Welcoat was allowed to have two imports. Compton, is an American citizen was born in the Philippines and was a member of the several local teams playing as a local.

==Tournament format==
- Double round eliminations. Worst team would be eliminated.
- Sixth- to ninth-best teams figure in the one-game wildcard playoffs.
  - Sixth seed vs. Ninth seed
  - Seventh seed vs. Eighth seed
  - Winners will figure in a playoff to advance to the quarterfinals.
- Third- to fifth-best teams, and the winner of the wildcards advance to the best-of-three quarterfinals.
  - Third seed vs. winner of wildcards.
  - Fourth seed vs. fifth seed.
- The two best teams and the winners of the quarterfinals advance to the best-of-seven semifinals.
  - First seed vs. winner of the third seed/wildcard winner quarterfinal series
  - Second seed vs. winner of the fourth seed/fifth seed quarterfinal series
- The winners of the semifinals advance to the best-of-seven Finals; the losers figure in a one-game third-place playoff.

==Elimination round==
===Team standings===

| Pos | Teamv; t; e; | W | L | PCT | GB | Qualification |
| 1 | Red Bull Barako | 13 | 5 | .722 | — | Advance to semifinals |
| 2 | Alaska Aces | 12 | 6 | .667 | 1 |
| 3 | Barangay Ginebra Kings | 12 | 6 | .667 | 1 | Advance to quarterfinals |
| 4 | Talk 'N Text Phone Pals | 11 | 7 | .611 | 2 |
| 5 | Air21 Express | 10 | 8 | .556 | 3 |
| 6 | San Miguel Beermen | 10 | 8 | .556 | 3 | Advance to wildcard round |
| 7 | Coca-Cola Tigers | 7 | 11 | .389 | 6 |
| 8 | Purefoods Tender Juicy Giants | 6 | 12 | .333 | 7 |
| 9 | Sta. Lucia Realtors | 5 | 13 | .278 | 8 |
| 10 | Welcoat Dragons | 4 | 14 | .222 | 9 |  |

==Finals==
Prior to Game 1, Sandwich performed "Laban kung Laban," the TV theme song of the PBA.
On Game 1, the Phone Pals raced into a twenty-point lead at the first quarter but the Aces chipped in to lead by a point by halftime. The Phone Pals lost steam as the Aces won the first game. The Phone Pals reversed the roles as the Aces themselves lost steam at the ends of Games 2 and 3 for a Phone Pals 2–1 series lead.

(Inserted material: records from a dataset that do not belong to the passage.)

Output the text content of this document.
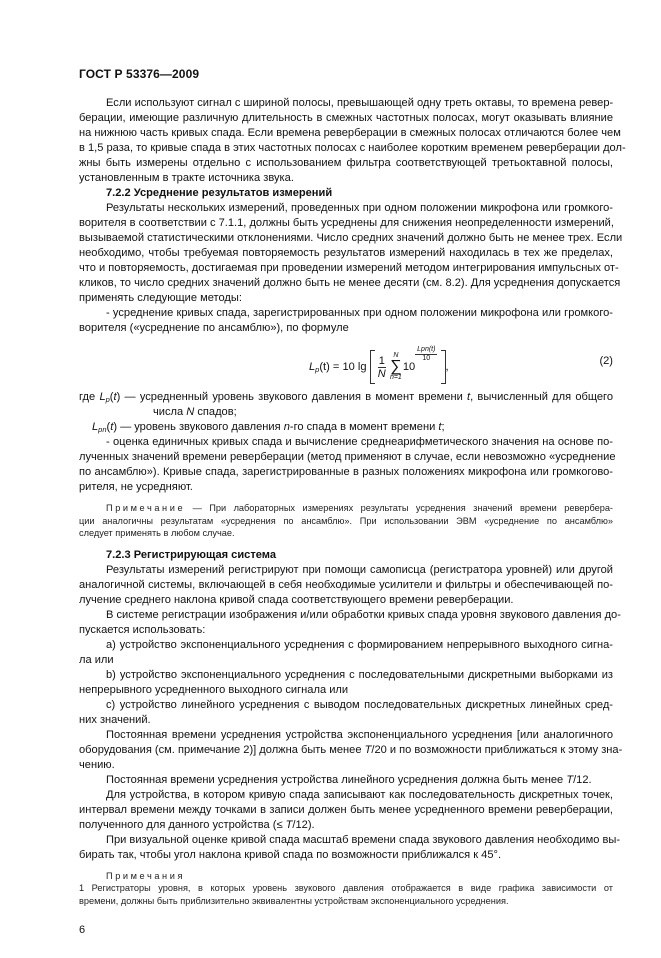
ГОСТ Р 53376—2009
Если используют сигнал с шириной полосы, превышающей одну треть октавы, то времена ревер-
берации, имеющие различную длительность в смежных частотных полосах, могут оказывать влияние
на нижнюю часть кривых спада. Если времена реверберации в смежных полосах отличаются более чем
в 1,5 раза, то кривые спада в этих частотных полосах с наиболее коротким временем реверберации дол-
жны быть измерены отдельно с использованием фильтра соответствующей третьоктавной полосы,
установленным в тракте источника звука.
7.2.2 Усреднение результатов измерений
Результаты нескольких измерений, проведенных при одном положении микрофона или громкого-
ворителя в соответствии с 7.1.1, должны быть усреднены для снижения неопределенности измерений,
вызываемой статистическими отклонениями. Число средних значений должно быть не менее трех. Если
необходимо, чтобы требуемая повторяемость результатов измерений находилась в тех же пределах,
что и повторяемость, достигаемая при проведении измерений методом интегрирования импульсных от-
кликов, то число средних значений должно быть не менее десяти (см. 8.2). Для усреднения допускается
применять следующие методы:
- усреднение кривых спада, зарегистрированных при одном положении микрофона или громкого-
ворителя («усреднение по ансамблю»), по формуле
$L_p(t) = 10$ $\lg \frac{1}{N}$	N
∑
n=1
10
Lpn(t)
10 ,	(2)
где $L_p(t)$ — усредненный уровень звукового давления в момент времени t, вычисленный для общего
числа N спадов;
$L_{pn}(t)$ — уровень звукового давления n-го спада в момент времени t;
- оценка единичных кривых спада и вычисление среднеарифметического значения на основе по-
лученных значений времени реверберации (метод применяют в случае, если невозможно «усреднение
по ансамблю»). Кривые спада, зарегистрированные в разных положениях микрофона или громкогово-
рителя, не усредняют.
Примечание — При лабораторных измерениях результаты усреднения значений времени ревербера-
ции аналогичны результатам «усреднения по ансамблю». При использовании ЭВМ «усреднение по ансамблю»
следует применять в любом случае.
7.2.3 Регистрирующая система
Результаты измерений регистрируют при помощи самописца (регистратора уровней) или другой
аналогичной системы, включающей в себя необходимые усилители и фильтры и обеспечивающей по-
лучение среднего наклона кривой спада соответствующего времени реверберации.
В системе регистрации изображения и/или обработки кривых спада уровня звукового давления до-
пускается использовать:
a) устройство экспоненциального усреднения с формированием непрерывного выходного сигна-
ла или
b) устройство экспоненциального усреднения с последовательными дискретными выборками из
непрерывного усредненного выходного сигнала или
c) устройство линейного усреднения с выводом последовательных дискретных линейных сред-
них значений.
Постоянная времени усреднения устройства экспоненциального усреднения [или аналогичного
оборудования (см. примечание 2)] должна быть менее T/20 и по возможности приближаться к этому зна-
чению.
Постоянная времени усреднения устройства линейного усреднения должна быть менее T/12.
Для устройства, в котором кривую спада записывают как последовательность дискретных точек,
интервал времени между точками в записи должен быть менее усредненного времени реверберации,
полученного для данного устройства (≤ T/12).
При визуальной оценке кривой спада масштаб времени спада звукового давления необходимо вы-
бирать так, чтобы угол наклона кривой спада по возможности приближался к 45°.
Примечания
1 Регистраторы уровня, в которых уровень звукового давления отображается в виде графика зависимости от
времени, должны быть приблизительно эквивалентны устройствам экспоненциального усреднения.
6
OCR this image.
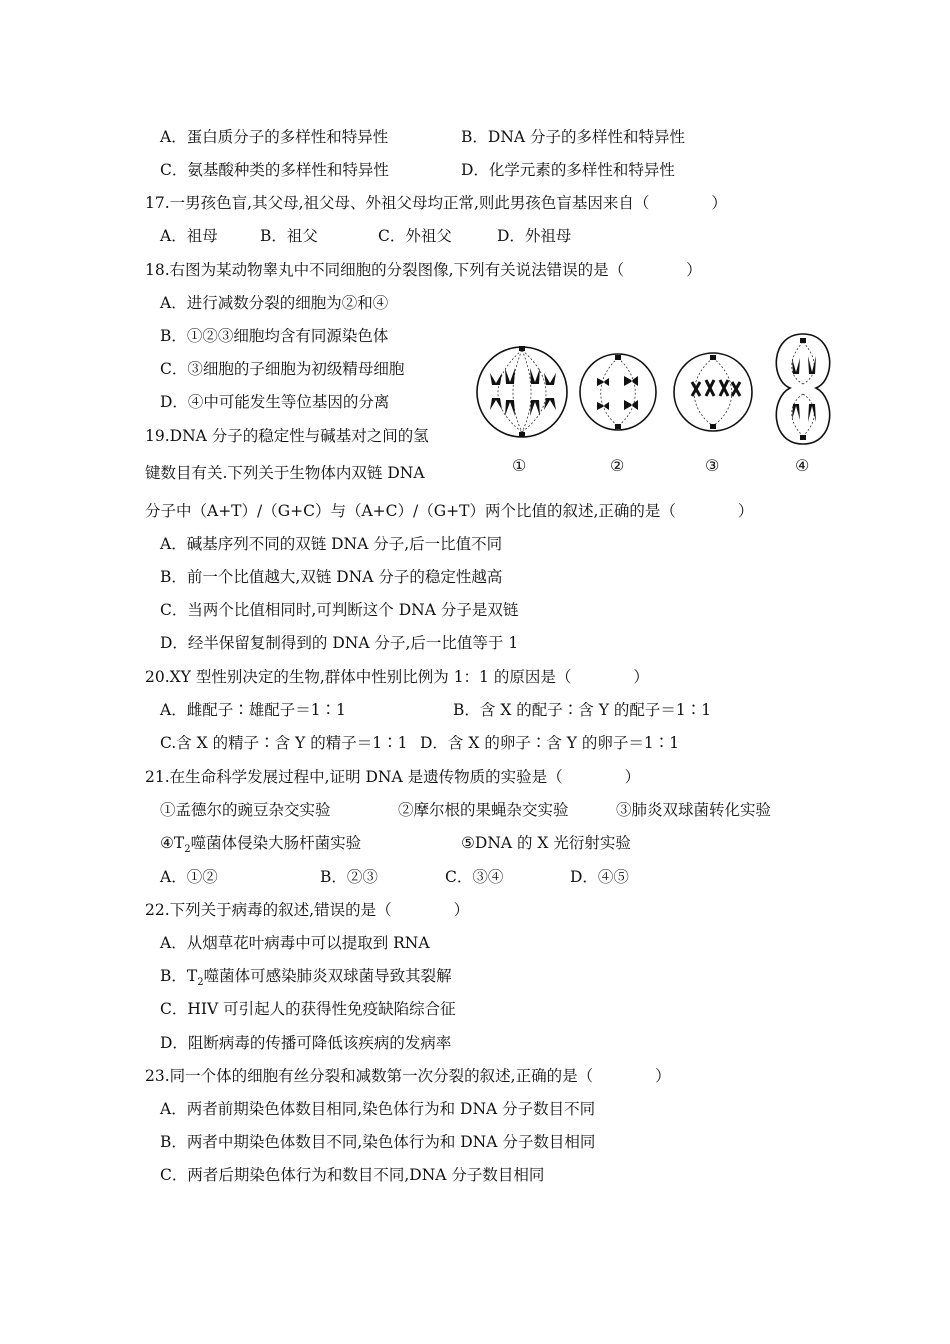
A．蛋白质分子的多样性和特异性	B．DNA 分子的多样性和特异性
C．氨基酸种类的多样性和特异性	D．化学元素的多样性和特异性
17.一男孩色盲,其父母,祖父母、外祖父母均正常,则此男孩色盲基因来自（　　　　）
A．祖母	B．祖父	C．外祖父	D．外祖母
18.右图为某动物睾丸中不同细胞的分裂图像,下列有关说法错误的是（　　　　）
A．进行减数分裂的细胞为②和④
B．①②③细胞均含有同源染色体
C．③细胞的子细胞为初级精母细胞
D．④中可能发生等位基因的分离
①	②	③	④
19.DNA 分子的稳定性与碱基对之间的氢
键数目有关.下列关于生物体内双链 DNA
分子中（A+T）/（G+C）与（A+C）/（G+T）两个比值的叙述,正确的是（　　　　）
A．碱基序列不同的双链 DNA 分子,后一比值不同
B．前一个比值越大,双链 DNA 分子的稳定性越高
C．当两个比值相同时,可判断这个 DNA 分子是双链
D．经半保留复制得到的 DNA 分子,后一比值等于 1
20.XY 型性别决定的生物,群体中性别比例为 1：1 的原因是（　　　　）
A．雌配子∶雄配子＝1∶1	B．含 X 的配子∶含 Y 的配子＝1∶1
C.含 X 的精子∶含 Y 的精子＝1∶1 D．含 X 的卵子∶含 Y 的卵子＝1∶1
21.在生命科学发展过程中,证明 DNA 是遗传物质的实验是（　　　　）
①孟德尔的豌豆杂交实验	②摩尔根的果蝇杂交实验	③肺炎双球菌转化实验
$④T_2$噬菌体侵染大肠杆菌实验	⑤DNA 的 X 光衍射实验
A．①②	B．②③	C．③④	D．④⑤
22.下列关于病毒的叙述,错误的是（　　　　）
A．从烟草花叶病毒中可以提取到 RNA
B．$T_2$噬菌体可感染肺炎双球菌导致其裂解
C．HIV 可引起人的获得性免疫缺陷综合征
D．阻断病毒的传播可降低该疾病的发病率
23.同一个体的细胞有丝分裂和减数第一次分裂的叙述,正确的是（　　　　）
A．两者前期染色体数目相同,染色体行为和 DNA 分子数目不同
B．两者中期染色体数目不同,染色体行为和 DNA 分子数目相同
C．两者后期染色体行为和数目不同,DNA 分子数目相同
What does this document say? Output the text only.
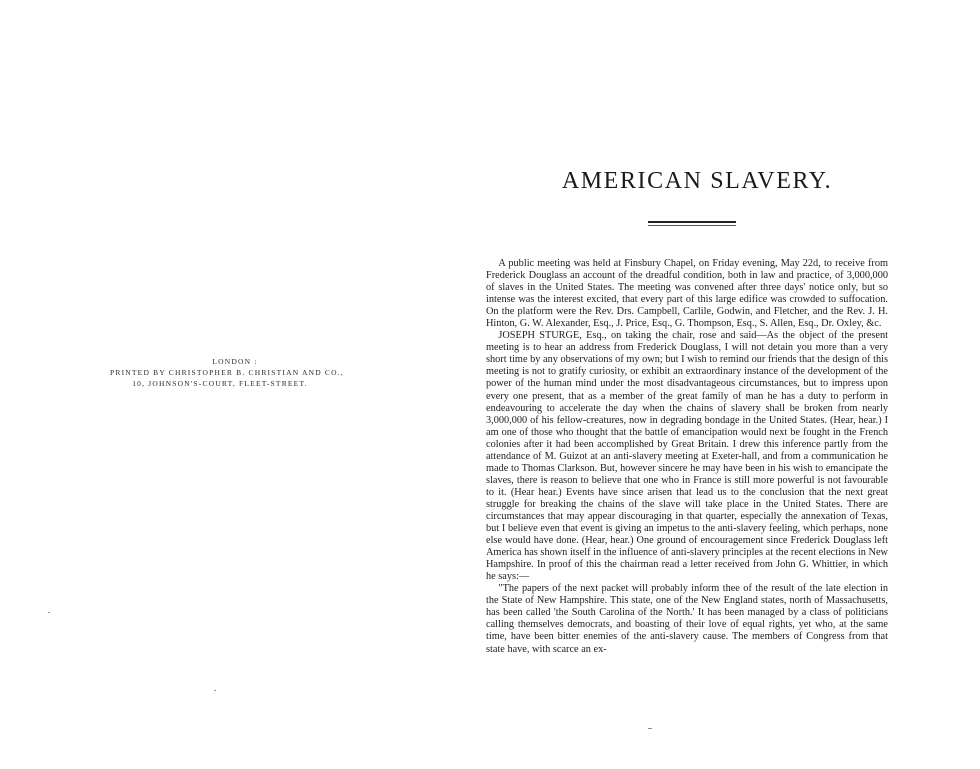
LONDON :
PRINTED BY CHRISTOPHER B. CHRISTIAN AND CO.,
10, JOHNSON'S-COURT, FLEET-STREET.
AMERICAN SLAVERY.

A public meeting was held at Finsbury Chapel, on Friday evening, May 22d, to receive from Frederick Douglass an account of the dreadful condition, both in law and practice, of 3,000,000 of slaves in the United States. The meeting was convened after three days' notice only, but so intense was the interest excited, that every part of this large edifice was crowded to suffocation. On the platform were the Rev. Drs. Campbell, Carlile, Godwin, and Fletcher, and the Rev. J. H. Hinton, G. W. Alexander, Esq., J. Price, Esq., G. Thompson, Esq., S. Allen, Esq., Dr. Oxley, &c.

JOSEPH STURGE, Esq., on taking the chair, rose and said—As the object of the present meeting is to hear an address from Frederick Douglass, I will not detain you more than a very short time by any observations of my own; but I wish to remind our friends that the design of this meeting is not to gratify curiosity, or exhibit an extraordinary instance of the development of the power of the human mind under the most disadvantageous circumstances, but to impress upon every one present, that as a member of the great family of man he has a duty to perform in endeavouring to accelerate the day when the chains of slavery shall be broken from nearly 3,000,000 of his fellow-creatures, now in degrading bondage in the United States. (Hear, hear.) I am one of those who thought that the battle of emancipation would next be fought in the French colonies after it had been accomplished by Great Britain. I drew this inference partly from the attendance of M. Guizot at an anti-slavery meeting at Exeter-hall, and from a communication he made to Thomas Clarkson. But, however sincere he may have been in his wish to emancipate the slaves, there is reason to believe that one who in France is still more powerful is not favourable to it. (Hear hear.) Events have since arisen that lead us to the conclusion that the next great struggle for breaking the chains of the slave will take place in the United States. There are circumstances that may appear discouraging in that quarter, especially the annexation of Texas, but I believe even that event is giving an impetus to the anti-slavery feeling, which perhaps, none else would have done. (Hear, hear.) One ground of encouragement since Frederick Douglass left America has shown itself in the influence of anti-slavery principles at the recent elections in New Hampshire. In proof of this the chairman read a letter received from John G. Whittier, in which he says:—

"The papers of the next packet will probably inform thee of the result of the late election in the State of New Hampshire. This state, one of the New England states, north of Massachusetts, has been called 'the South Carolina of the North.' It has been managed by a class of politicians calling themselves democrats, and boasting of their love of equal rights, yet who, at the same time, have been bitter enemies of the anti-slavery cause. The members of Congress from that state have, with scarce an ex-
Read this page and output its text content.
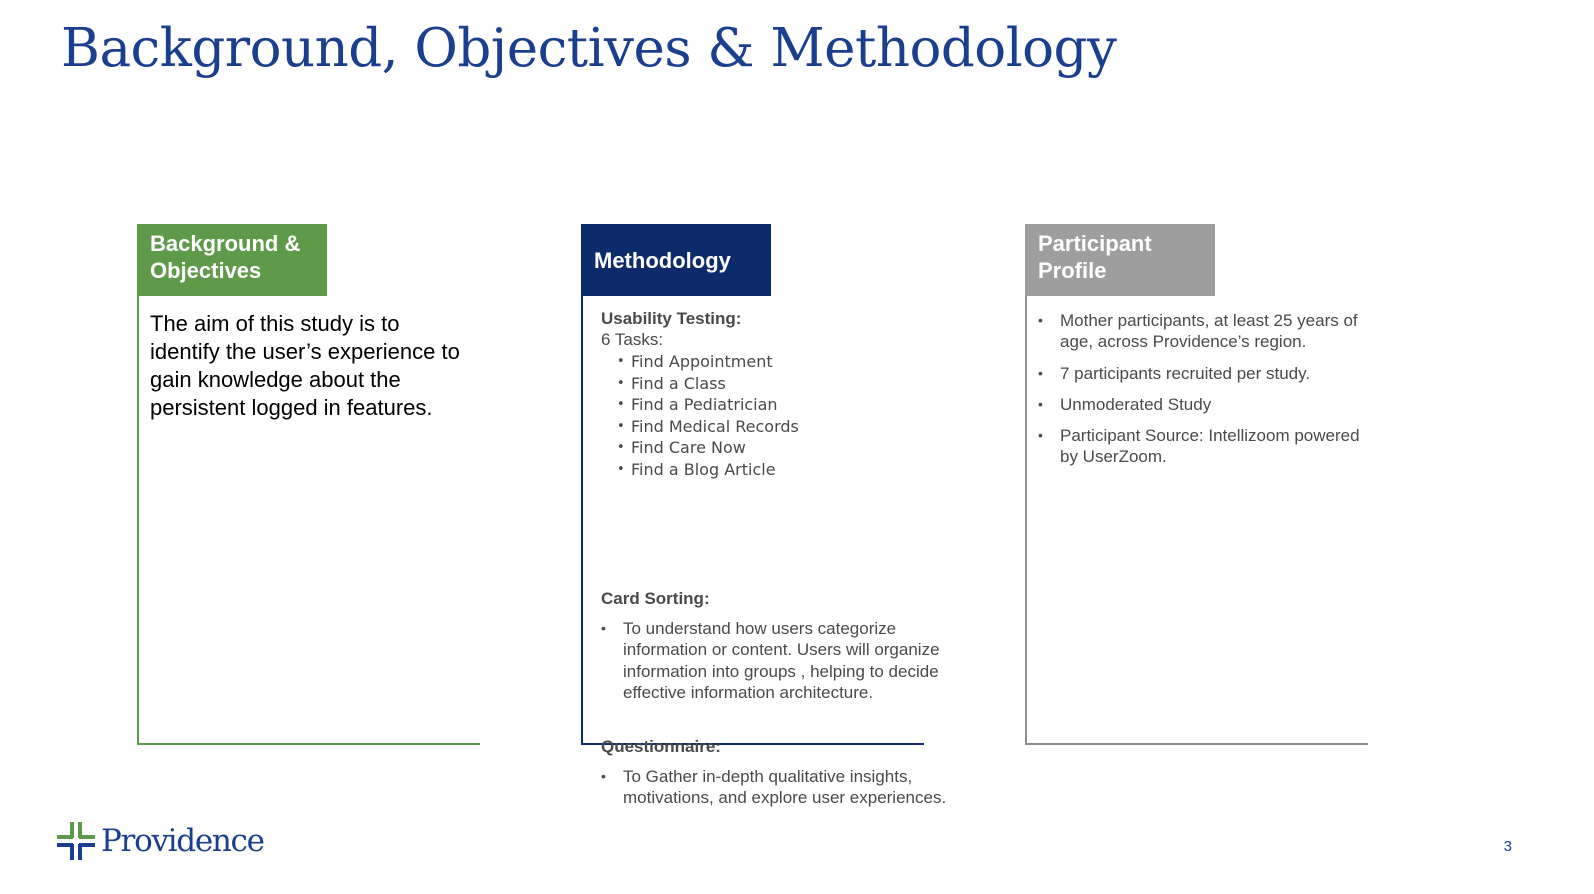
Background, Objectives & Methodology
Background & Objectives

The aim of this study is to identify the user’s experience to gain knowledge about the persistent logged in features.

Methodology

Usability Testing:

6 Tasks:

• Find Appointment
• Find a Class
• Find a Pediatrician
• Find Medical Records
• Find Care Now
• Find a Blog Article

Card Sorting:

• To understand how users categorize information or content. Users will organize information into groups , helping to decide effective information architecture.

Questionnaire:

• To Gather in-depth qualitative insights, motivations, and explore user experiences.
Participant Profile
• Mother participants, at least 25 years of age, across Providence’s region.
• 7 participants recruited per study.
• Unmoderated Study
• Participant Source: Intellizoom powered by UserZoom.
Providence	3
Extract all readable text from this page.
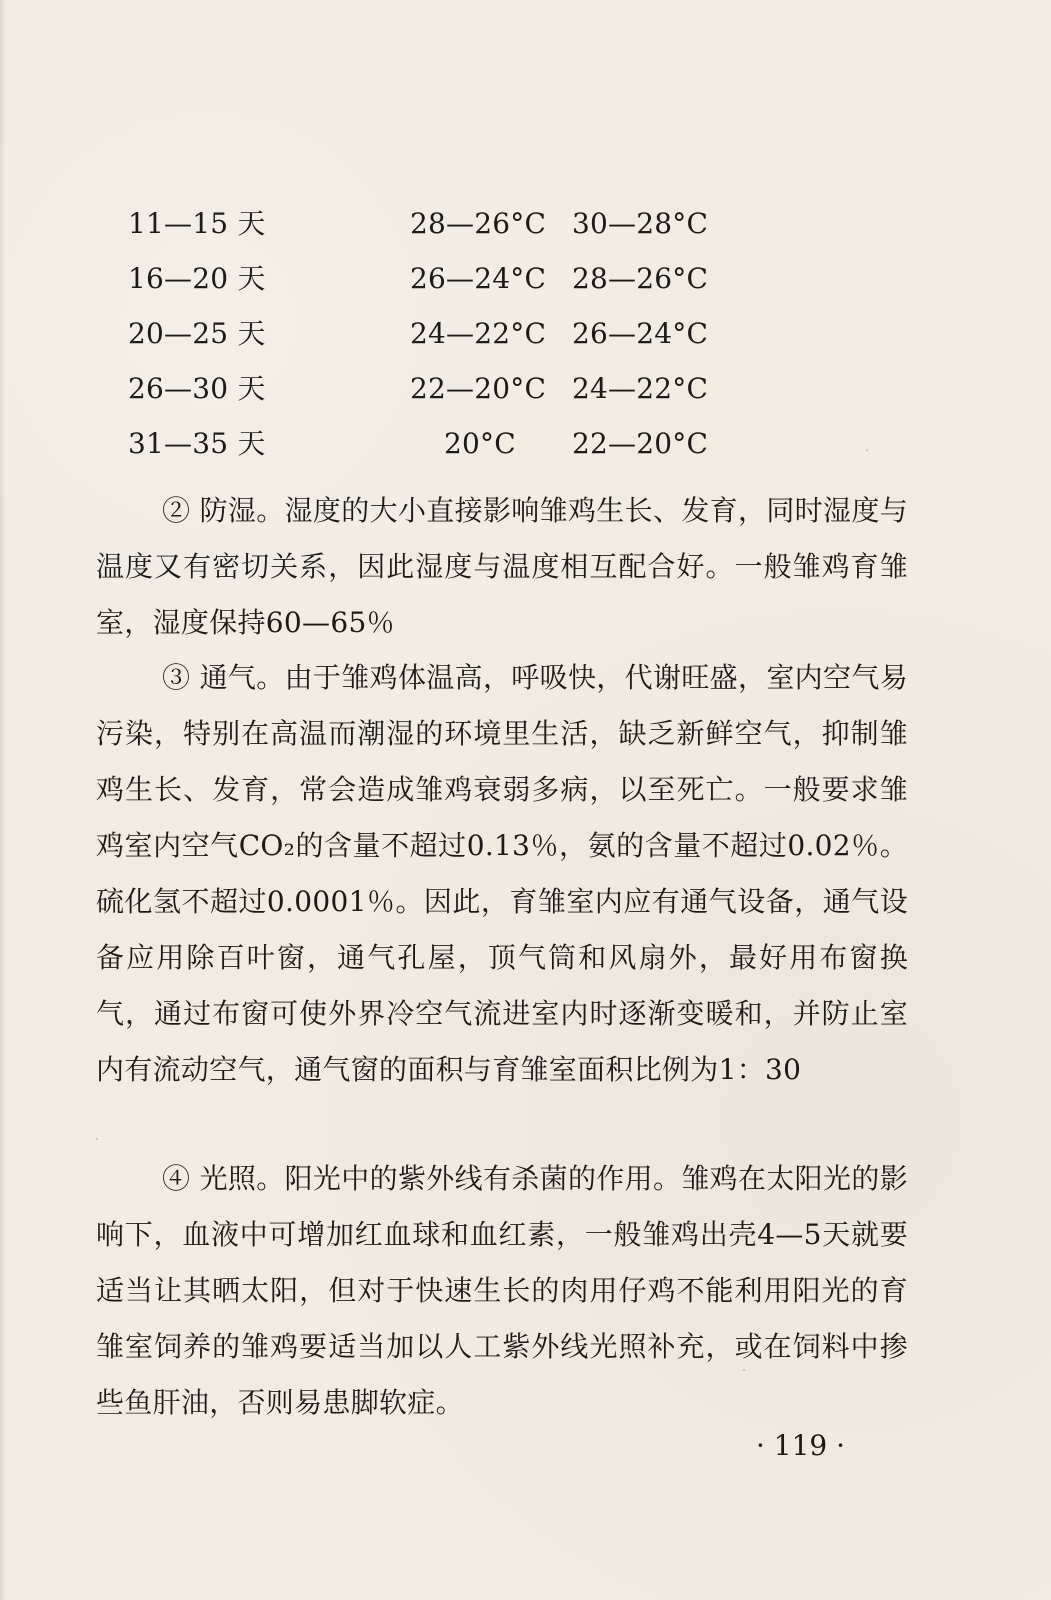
11—15 天	28—26°C 30—28°C
16—20 天	26—24°C 28—26°C
20—25 天	24—22°C 26—24°C
26—30 天	22—20°C 24—22°C
31—35 天	20°C	22—20°C

② 防湿。湿度的大小直接影响雏鸡生长、发育，同时湿度与温度又有密切关系，因此湿度与温度相互配合好。一般雏鸡育雏室，湿度保持60—65％

③ 通气。由于雏鸡体温高，呼吸快，代谢旺盛，室内空气易污染，特别在高温而潮湿的环境里生活，缺乏新鲜空气，抑制雏鸡生长、发育，常会造成雏鸡衰弱多病，以至死亡。一般要求雏鸡室内空气CO₂的含量不超过0.13％，氨的含量不超过0.02％。硫化氢不超过0.0001％。因此，育雏室内应有通气设备，通气设备应用除百叶窗，通气孔屋，顶气筒和风扇外，最好用布窗换气，通过布窗可使外界冷空气流进室内时逐渐变暖和，并防止室内有流动空气，通气窗的面积与育雏室面积比例为1：30

④ 光照。阳光中的紫外线有杀菌的作用。雏鸡在太阳光的影响下，血液中可增加红血球和血红素，一般雏鸡出壳4—5天就要适当让其晒太阳，但对于快速生长的肉用仔鸡不能利用阳光的育雏室饲养的雏鸡要适当加以人工紫外线光照补充，或在饲料中掺些鱼肝油，否则易患脚软症。

· 119 ·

With a 1–3 deficit looming, newly crowned MVP Willie Miller stepped up his performance as he tied his conference-high 29 points to lead the Aces into victory on Game 4. Conference Best Player Mark Cardona blew the Phone Pals chances' when he turned the ball over with 4 seconds with a 2-point deficit to lead a Rosell Ellis tip-in from a Sonny Thoss missed lay-up.

On Game 5, Willie Miller turned cold when the Phone Pals started pulling away. The Piltel franchise notched win #3 to assure a twice-to-beat advantage. Miller, who was severely criticized by a lackluster performance by the MVP, answered his critics with a 37-point output (the best in the Finals by a local) to lead the Aces to a Game 6 win and to force a Game 7.